En parallèle avec ces regroupements, le système d'agences en vigueur en Angleterre constitue une option sérieuse pour les autorités. Les ministères et secrétariat d'État garderaient l'élaboration des projets, les agences externes  employant les méthodes du privé se verraient confier leur mise en place. La réorganisation des différentes administrations, la fusion des agences et la diminution du nombre de ministères va entraîner une baisse de l'embauche de fonctionnaires de catégorie A de 30% par an, qui passera ainsi de 800 à 500. 

A la parution du plan, de nombreuses voix se sont élevées pour critiquer le programme du gouvernement de Hashimoto, y compris au sein de son gouvernement.
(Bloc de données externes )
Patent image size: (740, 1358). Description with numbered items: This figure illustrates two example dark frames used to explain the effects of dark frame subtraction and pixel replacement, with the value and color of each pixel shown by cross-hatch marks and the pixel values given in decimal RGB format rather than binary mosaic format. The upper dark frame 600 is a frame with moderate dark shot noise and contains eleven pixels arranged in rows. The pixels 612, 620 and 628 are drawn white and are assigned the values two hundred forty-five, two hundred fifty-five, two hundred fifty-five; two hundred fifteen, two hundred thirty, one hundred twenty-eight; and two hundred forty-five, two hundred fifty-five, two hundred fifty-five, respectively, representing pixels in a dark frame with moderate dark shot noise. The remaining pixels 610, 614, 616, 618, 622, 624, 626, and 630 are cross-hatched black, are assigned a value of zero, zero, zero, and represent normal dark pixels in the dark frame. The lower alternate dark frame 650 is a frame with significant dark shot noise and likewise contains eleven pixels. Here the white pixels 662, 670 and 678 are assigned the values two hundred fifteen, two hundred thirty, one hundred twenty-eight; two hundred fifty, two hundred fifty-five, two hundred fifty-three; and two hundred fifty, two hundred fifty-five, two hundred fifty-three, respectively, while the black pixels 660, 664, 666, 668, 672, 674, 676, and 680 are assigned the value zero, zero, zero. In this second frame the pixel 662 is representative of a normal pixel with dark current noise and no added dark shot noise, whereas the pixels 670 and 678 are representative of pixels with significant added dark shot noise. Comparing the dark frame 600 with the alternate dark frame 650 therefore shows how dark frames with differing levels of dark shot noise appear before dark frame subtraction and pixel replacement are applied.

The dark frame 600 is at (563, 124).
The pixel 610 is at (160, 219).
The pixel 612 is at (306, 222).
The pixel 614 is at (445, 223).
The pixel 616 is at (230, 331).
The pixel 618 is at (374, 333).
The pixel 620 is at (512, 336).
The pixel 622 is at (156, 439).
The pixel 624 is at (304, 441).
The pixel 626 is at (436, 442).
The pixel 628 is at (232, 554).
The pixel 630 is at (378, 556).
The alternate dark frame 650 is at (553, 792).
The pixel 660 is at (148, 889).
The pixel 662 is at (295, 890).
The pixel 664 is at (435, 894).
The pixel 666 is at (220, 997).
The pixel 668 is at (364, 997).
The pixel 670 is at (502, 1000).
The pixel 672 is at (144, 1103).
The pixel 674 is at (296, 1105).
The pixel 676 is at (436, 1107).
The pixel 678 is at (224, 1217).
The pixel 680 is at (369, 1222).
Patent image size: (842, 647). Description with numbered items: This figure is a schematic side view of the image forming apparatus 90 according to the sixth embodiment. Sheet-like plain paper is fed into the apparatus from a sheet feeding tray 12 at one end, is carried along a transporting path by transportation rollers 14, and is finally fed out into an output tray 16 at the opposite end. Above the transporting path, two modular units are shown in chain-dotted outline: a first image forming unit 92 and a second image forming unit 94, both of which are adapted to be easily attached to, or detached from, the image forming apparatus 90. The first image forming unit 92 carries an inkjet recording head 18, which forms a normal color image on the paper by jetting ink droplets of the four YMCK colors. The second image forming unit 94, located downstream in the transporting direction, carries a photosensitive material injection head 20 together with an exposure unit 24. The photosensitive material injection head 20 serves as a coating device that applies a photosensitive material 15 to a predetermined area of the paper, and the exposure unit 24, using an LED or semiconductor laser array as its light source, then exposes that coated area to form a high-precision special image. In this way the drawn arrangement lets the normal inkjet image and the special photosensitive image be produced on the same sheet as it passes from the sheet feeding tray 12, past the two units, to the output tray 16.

En effet si l'objectif premier de la réforme est de transférer de la bureaucratie le rôle clef de la gestion de l'économie japonaise au secteur privé, le plan proposé renforce l'administration en concentrant cette dernière dans des "super-ministères". On s'interroge sur un plan qui repose sur le concept de la concentration comme voie pour la réforme administrative. En outre, il est fort probable que le nouveau Bureau du gouvernement sera l'enjeu de toutes les rivalités bureaucratiques. Enfin,  on peut s'attendre à de fortes résistances de la part de l'administration et à ses efforts pour torpiller le plan avec l'aide de ses alliés de la Diète, les Zoku Giin, les parlementaires anciens haut-fonctionnaires qui constituent des lobbies influents au Parlement. 

Malgré un bon diagnostic de la situation japonaise, le gouvernement peine sur l'ordonnance. Les réformes se limitent encore trop à des changements  de  structures administratives alors que les fonctions administratives ne sont pas suffisamment repensées. Pour conclure, après le "miracle économique" des années soixante, le Japon semble attendre un "miracle politique" au XXIème siècle!